Adding and subtracting signs
Signed-number arithmetic becomes easy once you split addition into two cases. If the two numbers have the same sign, add their absolute values and keep that sign: (−6) + (−2) = −8. If they have opposite signs, subtract the smaller absolute value from the larger and keep the sign of the number with the larger size: (−6) + 2 = −4, while (−2) + 6 = 4.
Subtraction needs no new rules at all. To subtract a number, add its [[additive-inverse|additive inverse]] (its opposite). So 5 − 8 means 5 + (−8) = −3, and 4 − (−3) means 4 + (+3) = 7. The phrase “subtracting a negative is adding” is just this rule in plain words — and it is exactly the inverse operation view: subtraction undoes addition by adding the opposite.

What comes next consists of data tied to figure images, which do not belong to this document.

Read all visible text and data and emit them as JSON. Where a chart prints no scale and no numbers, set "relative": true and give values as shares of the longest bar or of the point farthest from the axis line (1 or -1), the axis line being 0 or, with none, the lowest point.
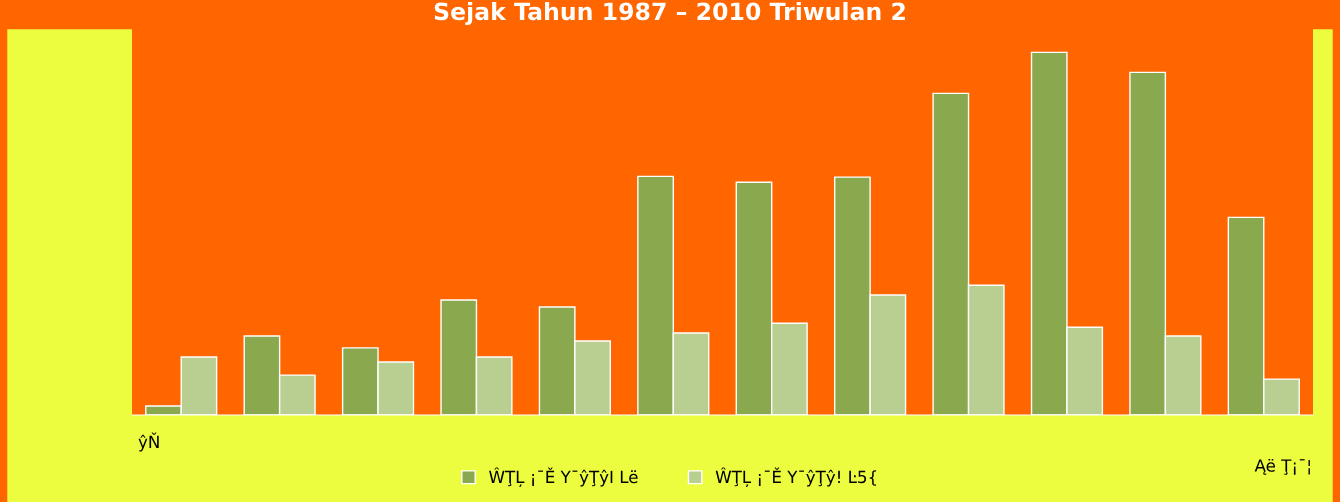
{
  "chart_data": {
    "type": "bar",
    "title": "Sejak Tahun 1987 – 2010 Triwulan 2",
    "relative": true,
    "categories": [
      null,
      null,
      null,
      null,
      null,
      null,
      null,
      null,
      null,
      null,
      null,
      null
    ],
    "series": [
      {
        "name": "ŴŢĻ ¡¯Ě Y¯ŷŢŷI Lë",
        "color": "#8aa84e",
        "values": [
          0.025,
          0.218,
          0.185,
          0.317,
          0.298,
          0.658,
          0.642,
          0.656,
          0.887,
          1,
          0.945,
          0.545
        ]
      },
      {
        "name": "ŴŢĻ ¡¯Ě Y¯ŷŢŷ! Ŀ5{",
        "color": "#b9cf92",
        "values": [
          0.16,
          0.11,
          0.146,
          0.16,
          0.204,
          0.226,
          0.253,
          0.331,
          0.358,
          0.242,
          0.218,
          0.099
        ]
      }
    ],
    "annotations": [
      "ŷŇ",
      "Ąë Ţ¡¯¦"
    ],
    "legend": "bottom",
    "grid": false
  }
}
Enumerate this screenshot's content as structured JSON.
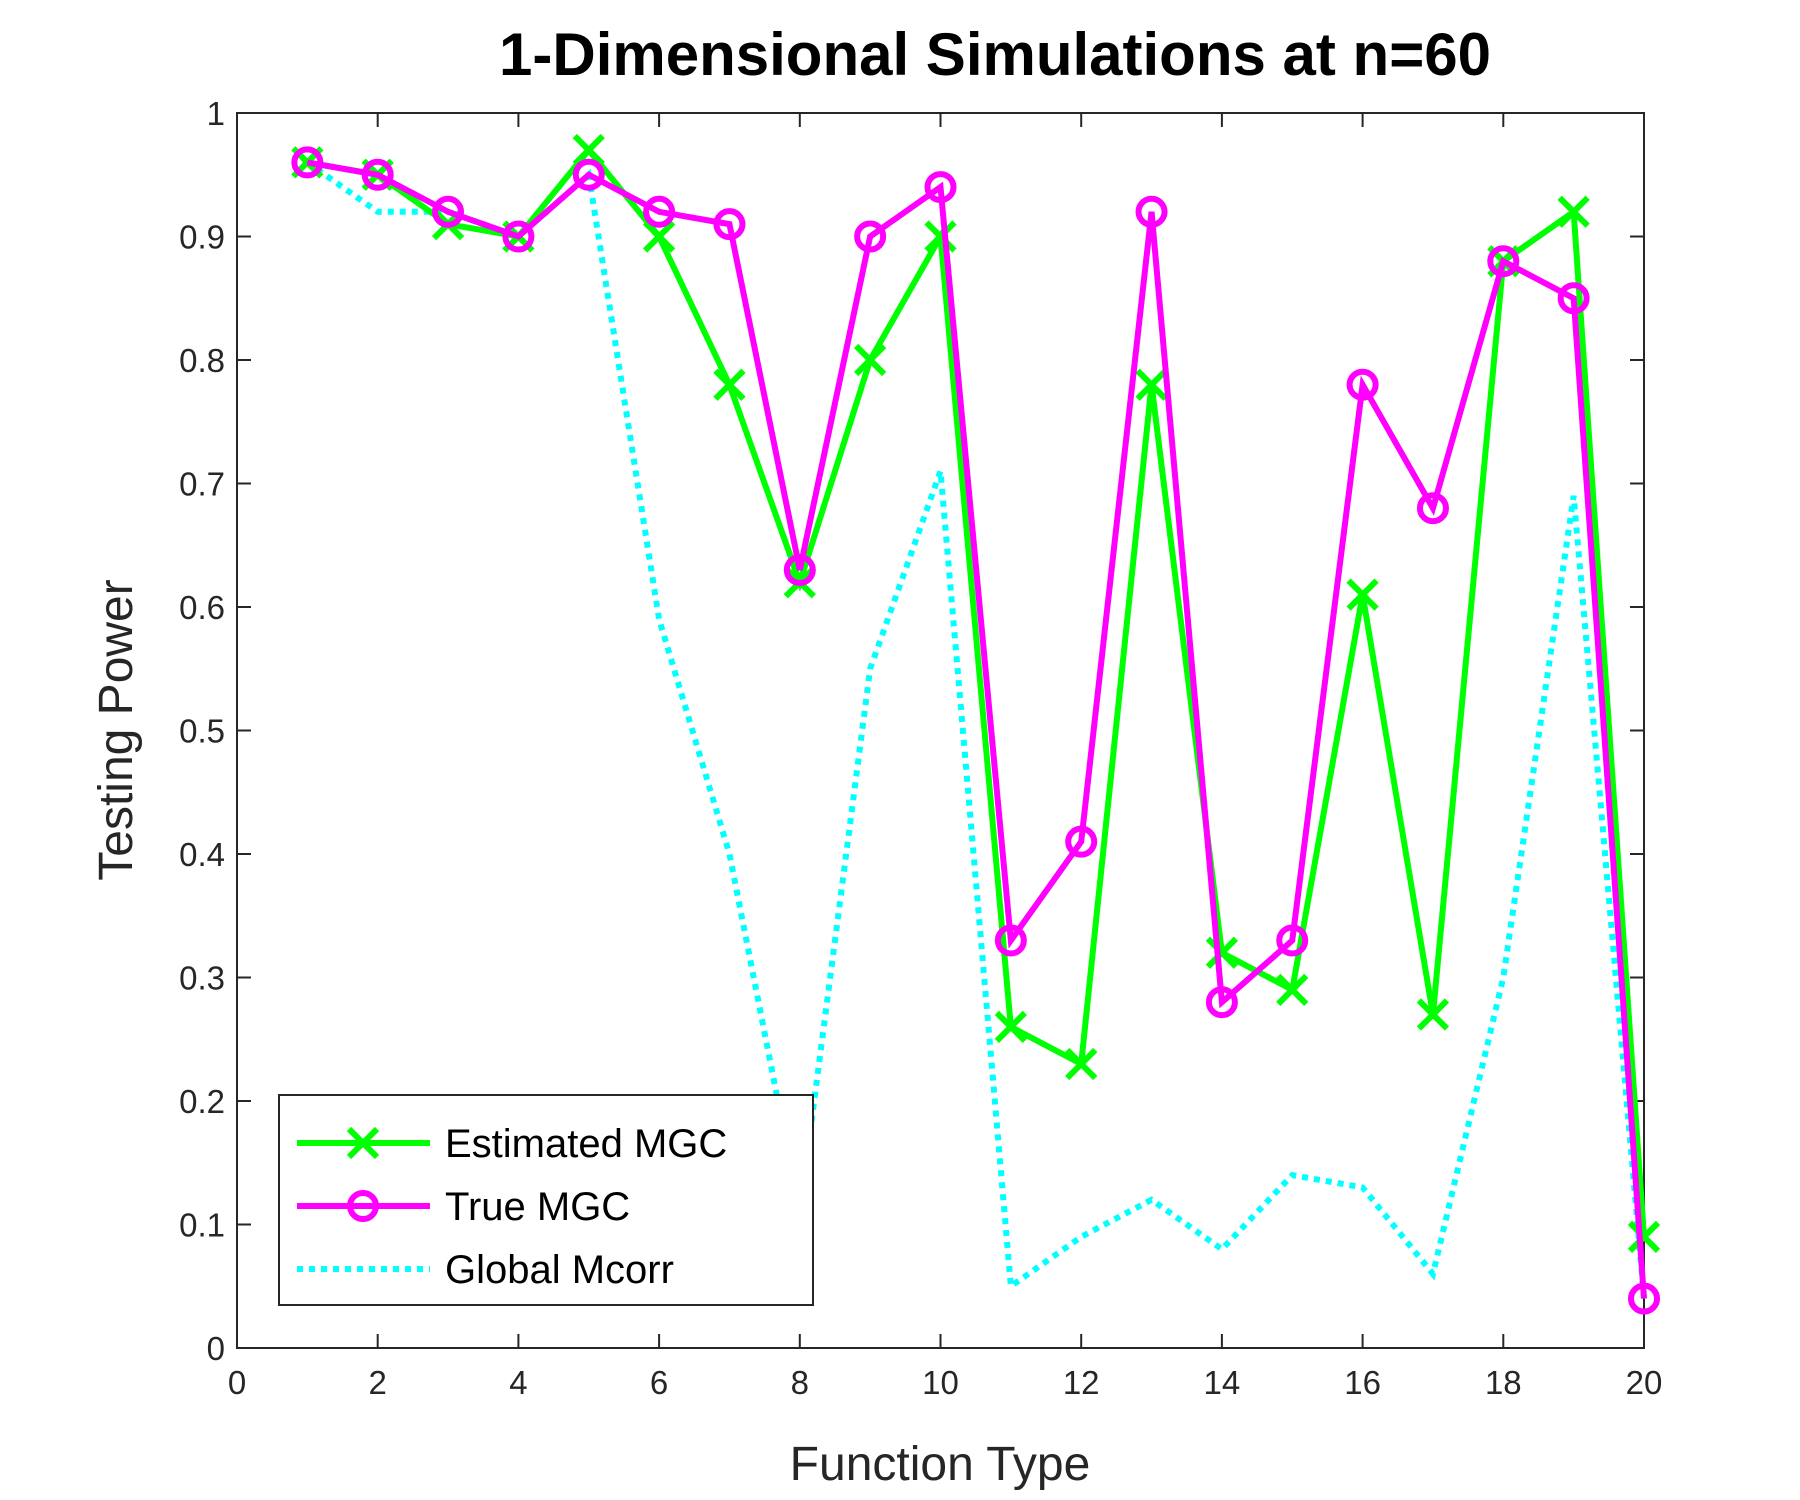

Subtraction = add the opposite 5 - 8 -> 5 + (-8) = -3 4 - (-3) -> 4 + (+3) = 7 -7 - 2 -> -7 + (-2) = -9 -7 - (-10) -> -7 + (+10) = 3
Multiplying and dividing signs
For multiplication and division, the size is just the product or quotient of the absolute values; only the sign needs care. Like signs give a positive; unlike signs give a negative. So (−4)(−5) = 20, (−4)(5) = −20, and −20 ÷ 5 = −4. Why does a negative times a negative turn positive? Watch the pattern as one factor drops: 3·(−2) = −6, 2·(−2) = −4, 1·(−2) = −2, 0·(−2) = 0, so (−1)·(−2) must continue the climb to +2.
- Compute the answer’s size by multiplying (or dividing) the absolute values: |−4|·|−5| = 20.
- Count the negative factors. An even count gives a positive result; an odd count gives a negative one.
- Attach the sign: (−4)(−5) has two negatives → positive 20.